Transpose Pair Folding¶

Pattern Transpose → [pure elementwise]* → Transpose

Condition The composed permutation of the Transpose nodes equals identity.

Allowed middle ops Elementwise operators that do not reorder elements, including: Relu, Gelu, Elu, Sigmoid, Tanh, LeakyRelu, Cast, CastLike, Identity, Not, etc.

Not folded Anything that crosses non-elementwise operators such as AveragePool, Conv, or similar layout-sensitive ops.

Matching heuristics¶

Follow the true consumer chain by name or object identity (some onnx_ir builds wrap/rename Value objects).
Skip helper nodes on side branches (Const, Shape, etc.) that do not consume the current tensor.
Require single consumer at each hop (no branching rewires).
Read permutations from the perm attribute when available.
When perm is missing, treat the pair as cancellable only if the input and output shapes match and the middle segment is strictly elementwise.

Rewiring and deletion¶

onnx_ir.Node.inputs may be immutable; use Node.replace_input_with(index: int, value: Value) when provided by the backend.
Rewire all consumers of the second transpose’s output (by name or object) to the kept tensor.
Update graph/model outputs and the var→value map so no reference points at removed nodes.
Delete nodes in reverse order (second transpose first), maintaining any live list mirrors (graph.nodes, graph._nodes, etc.).

This pass is intentionally conservative, portable across onnx_ir variants, and oblivious to specific operator semantics.

Identity Reshape Removal¶

Pattern Reshape(x, shape) where shape is a constant that exactly matches x’s known dimensions.
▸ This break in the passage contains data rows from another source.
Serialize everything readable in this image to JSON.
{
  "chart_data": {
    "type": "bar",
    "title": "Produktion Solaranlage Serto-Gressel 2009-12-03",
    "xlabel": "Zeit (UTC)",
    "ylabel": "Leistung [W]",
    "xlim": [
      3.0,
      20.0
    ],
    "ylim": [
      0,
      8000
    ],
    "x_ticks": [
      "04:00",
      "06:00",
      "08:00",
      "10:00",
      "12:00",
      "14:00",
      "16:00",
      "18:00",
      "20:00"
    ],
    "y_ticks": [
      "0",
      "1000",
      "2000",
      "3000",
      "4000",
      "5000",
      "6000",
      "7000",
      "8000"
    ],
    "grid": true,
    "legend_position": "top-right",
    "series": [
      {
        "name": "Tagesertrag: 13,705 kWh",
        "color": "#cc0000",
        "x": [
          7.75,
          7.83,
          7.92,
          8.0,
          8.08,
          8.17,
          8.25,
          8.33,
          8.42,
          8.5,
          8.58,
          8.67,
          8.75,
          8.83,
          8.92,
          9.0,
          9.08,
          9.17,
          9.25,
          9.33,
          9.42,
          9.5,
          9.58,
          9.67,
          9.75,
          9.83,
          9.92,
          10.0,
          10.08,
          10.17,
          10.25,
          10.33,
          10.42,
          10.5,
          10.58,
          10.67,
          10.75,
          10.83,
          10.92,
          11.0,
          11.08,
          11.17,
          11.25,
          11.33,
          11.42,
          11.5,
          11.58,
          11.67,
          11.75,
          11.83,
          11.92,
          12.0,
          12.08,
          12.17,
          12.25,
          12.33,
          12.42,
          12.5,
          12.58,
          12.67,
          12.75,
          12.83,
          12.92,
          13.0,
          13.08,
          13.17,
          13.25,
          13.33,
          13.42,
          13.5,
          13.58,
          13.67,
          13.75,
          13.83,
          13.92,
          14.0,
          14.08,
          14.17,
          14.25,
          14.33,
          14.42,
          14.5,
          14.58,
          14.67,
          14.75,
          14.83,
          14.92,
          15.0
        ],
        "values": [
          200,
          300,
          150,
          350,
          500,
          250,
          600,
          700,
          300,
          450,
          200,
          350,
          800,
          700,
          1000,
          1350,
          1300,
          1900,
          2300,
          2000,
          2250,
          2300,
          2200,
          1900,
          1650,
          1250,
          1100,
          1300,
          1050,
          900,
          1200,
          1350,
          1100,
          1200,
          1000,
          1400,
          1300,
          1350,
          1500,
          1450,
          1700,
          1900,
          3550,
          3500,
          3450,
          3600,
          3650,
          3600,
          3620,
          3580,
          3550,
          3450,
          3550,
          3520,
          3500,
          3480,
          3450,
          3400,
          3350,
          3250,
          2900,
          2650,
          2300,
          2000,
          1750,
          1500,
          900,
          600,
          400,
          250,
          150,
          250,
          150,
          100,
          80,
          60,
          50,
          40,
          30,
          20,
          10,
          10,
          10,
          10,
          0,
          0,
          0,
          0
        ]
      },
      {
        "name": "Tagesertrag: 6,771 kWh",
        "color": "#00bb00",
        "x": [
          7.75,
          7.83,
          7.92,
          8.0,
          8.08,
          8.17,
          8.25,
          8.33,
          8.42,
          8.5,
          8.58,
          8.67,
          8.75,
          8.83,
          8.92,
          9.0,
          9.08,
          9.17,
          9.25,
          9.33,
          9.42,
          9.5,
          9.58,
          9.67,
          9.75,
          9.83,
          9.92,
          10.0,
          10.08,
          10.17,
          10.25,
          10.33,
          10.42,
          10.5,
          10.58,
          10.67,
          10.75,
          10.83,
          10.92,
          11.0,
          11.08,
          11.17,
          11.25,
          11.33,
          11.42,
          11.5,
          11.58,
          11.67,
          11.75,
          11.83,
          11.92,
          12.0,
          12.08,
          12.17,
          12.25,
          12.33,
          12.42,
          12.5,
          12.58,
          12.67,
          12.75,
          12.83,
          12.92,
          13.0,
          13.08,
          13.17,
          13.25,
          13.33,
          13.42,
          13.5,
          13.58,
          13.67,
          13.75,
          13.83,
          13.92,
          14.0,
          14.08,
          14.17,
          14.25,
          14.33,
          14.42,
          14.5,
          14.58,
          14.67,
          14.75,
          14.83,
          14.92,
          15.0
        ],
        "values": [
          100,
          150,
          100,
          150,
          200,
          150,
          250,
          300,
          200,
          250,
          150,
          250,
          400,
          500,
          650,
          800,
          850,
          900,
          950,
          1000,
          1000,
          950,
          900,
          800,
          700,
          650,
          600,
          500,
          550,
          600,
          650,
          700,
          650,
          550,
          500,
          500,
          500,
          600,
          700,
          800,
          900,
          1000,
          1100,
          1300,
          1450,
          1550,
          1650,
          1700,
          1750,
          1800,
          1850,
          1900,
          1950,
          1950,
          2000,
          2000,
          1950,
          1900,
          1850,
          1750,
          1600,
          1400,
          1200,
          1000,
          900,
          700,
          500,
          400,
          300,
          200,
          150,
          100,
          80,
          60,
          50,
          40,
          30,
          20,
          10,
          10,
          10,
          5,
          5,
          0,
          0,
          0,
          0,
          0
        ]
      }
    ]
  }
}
Condition - The shape input is a constant tensor with no -1 or 0 entries. - Every dimension of x is statically known and equal to the requested target. - Output metadata (if present) already reflects the same shape.
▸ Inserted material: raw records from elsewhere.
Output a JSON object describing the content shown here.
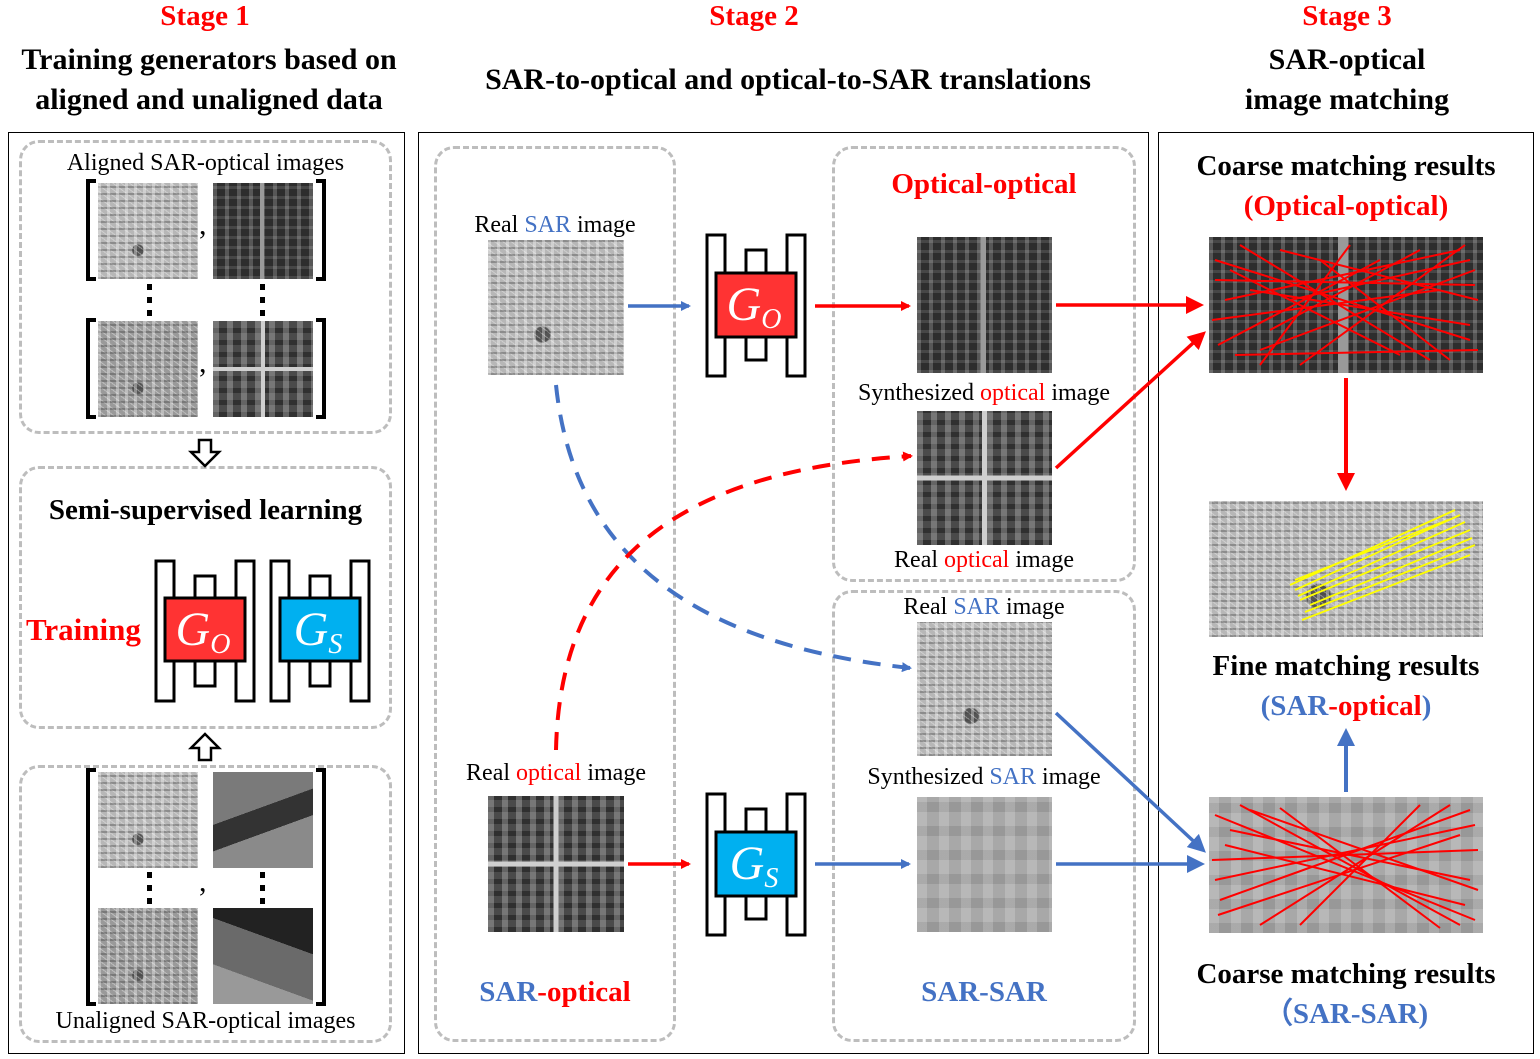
{
  "stage1": {
    "title": "Stage 1",
    "heading_line1": "Training generators based on",
    "heading_line2": "aligned and unaligned data",
    "aligned_label": "Aligned SAR-optical images",
    "comma": ",",
    "semi_title": "Semi-supervised learning",
    "training_label": "Training",
    "unaligned_label": "Unaligned SAR-optical images"
  },
  "stage2": {
    "title": "Stage 2",
    "heading": "SAR-to-optical and optical-to-SAR translations",
    "real_sar_top": {
      "prefix": "Real ",
      "key": "SAR",
      "suffix": " image"
    },
    "real_optical_bottom": {
      "prefix": "Real ",
      "key": "optical",
      "suffix": " image"
    },
    "optical_optical_title": "Optical-optical",
    "synth_optical": {
      "prefix": "Synthesized ",
      "key": "optical",
      "suffix": " image"
    },
    "real_optical_right": {
      "prefix": "Real ",
      "key": "optical",
      "suffix": " image"
    },
    "real_sar_right": {
      "prefix": "Real ",
      "key": "SAR",
      "suffix": " image"
    },
    "synth_sar": {
      "prefix": "Synthesized ",
      "key": "SAR",
      "suffix": " image"
    },
    "left_footer": {
      "part1": "SAR",
      "part2": "-optical"
    },
    "right_footer": "SAR-SAR"
  },
  "generators": {
    "go": {
      "letter": "G",
      "sub": "O",
      "color": "#ff3333"
    },
    "gs": {
      "letter": "G",
      "sub": "S",
      "color": "#00b0f0"
    }
  },
  "stage3": {
    "title": "Stage 3",
    "heading_line1": "SAR-optical",
    "heading_line2": "image matching",
    "coarse_top_line1": "Coarse matching results",
    "coarse_top_line2": "(Optical-optical)",
    "fine_line1": "Fine matching results",
    "fine_line2": {
      "open": "(",
      "part1": "SAR",
      "part2": "-optical",
      "close": ")"
    },
    "coarse_bottom_line1": "Coarse matching results",
    "coarse_bottom_line2": "（SAR-SAR)"
  },
  "colors": {
    "red": "#ff0000",
    "blue": "#4472c4",
    "yellow": "#ffff00",
    "gray_dash": "#bdbdbd"
  }
}
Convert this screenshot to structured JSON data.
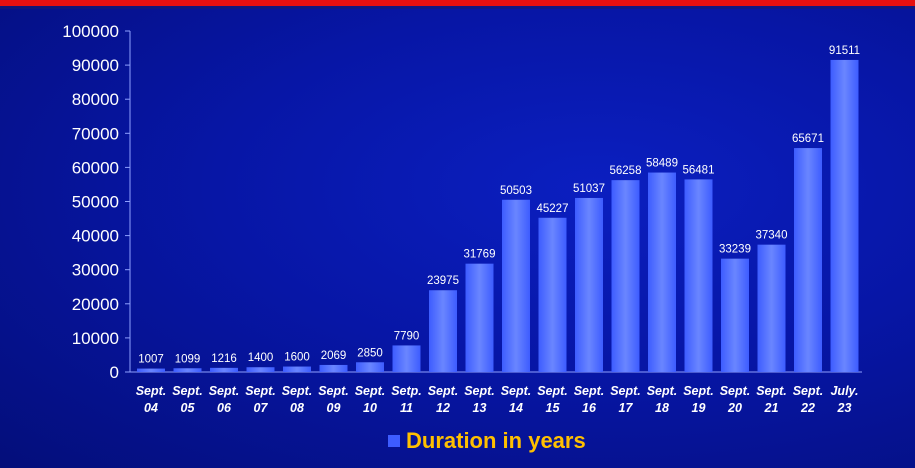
{
  "colors": {
    "bar": "#3d5cff",
    "bar_top": "#6a86ff",
    "text": "#ffffff",
    "legend_text": "#ffc000",
    "top_bar": "#e81010"
  },
  "legend": {
    "label": "Duration in years"
  },
  "chart_data": {
    "type": "bar",
    "categories": [
      [
        "Sept.",
        "04"
      ],
      [
        "Sept.",
        "05"
      ],
      [
        "Sept.",
        "06"
      ],
      [
        "Sept.",
        "07"
      ],
      [
        "Sept.",
        "08"
      ],
      [
        "Sept.",
        "09"
      ],
      [
        "Sept.",
        "10"
      ],
      [
        "Setp.",
        "11"
      ],
      [
        "Sept.",
        "12"
      ],
      [
        "Sept.",
        "13"
      ],
      [
        "Sept.",
        "14"
      ],
      [
        "Sept.",
        "15"
      ],
      [
        "Sept.",
        "16"
      ],
      [
        "Sept.",
        "17"
      ],
      [
        "Sept.",
        "18"
      ],
      [
        "Sept.",
        "19"
      ],
      [
        "Sept.",
        "20"
      ],
      [
        "Sept.",
        "21"
      ],
      [
        "Sept.",
        "22"
      ],
      [
        "July.",
        "23"
      ]
    ],
    "series": [
      {
        "name": "Duration in years",
        "values": [
          1007,
          1099,
          1216,
          1400,
          1600,
          2069,
          2850,
          7790,
          23975,
          31769,
          50503,
          45227,
          51037,
          56258,
          58489,
          56481,
          33239,
          37340,
          65671,
          91511
        ]
      }
    ],
    "ylim": [
      0,
      100000
    ],
    "yticks": [
      0,
      10000,
      20000,
      30000,
      40000,
      50000,
      60000,
      70000,
      80000,
      90000,
      100000
    ],
    "data_labels": true,
    "grid": false,
    "legend_position": "bottom"
  }
}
Effect Rewire consumers of the Reshape output directly to the input and drop the node. Any now-unused shape initializers are left for later dead-code removal passes.

This trims redundant layout annotations generated by higher-level conversions (e.g., Equinox attention blocks) without touching dynamic reshape cases.

Redundant Cast Removal¶

Patterns 1. Cast(x, to=T) where x already has dtype T. 2. Cast(x, to=T) → Cast(y, to=S) where S equals the original dtype of x.

Effect The Cast node(s) are removed and consumers are rewired to the original input x, assuming the net effect on dtype is identity.

Reshape Pair Folding¶

Pattern Reshape(A) → [elementwise]* → Reshape(B)

Condition - The allowed elementwise ops are the same as in Transpose folding (shape-preserving). - The input shape of the first Reshape matches the output shape of the second Reshape.

Effect Both Reshape nodes are removed. The elementwise ops are rewired to consume A directly, and the consumers of B are rewired to the output of the last elementwise op. This eliminates redundant flatten/unflatten pairs often emitted by high-level frameworks.

Authoring new passes¶

Keep logic IR-only—never import ONNX protobuf utilities.
Prefer ir.Value ownership helpers (producer(), consumers(), ir.convenience.replace_all_uses_with, graph.remove(...)) over private mirror mutation.
Preserve graph outputs and function signatures explicitly when rewiring.
Use shared optimizer utilities before adding new local graph-walking helpers.
Add focused regression tests under tests/extra_tests/framework/.
Document the new rule here and reference the guide from architecture.md.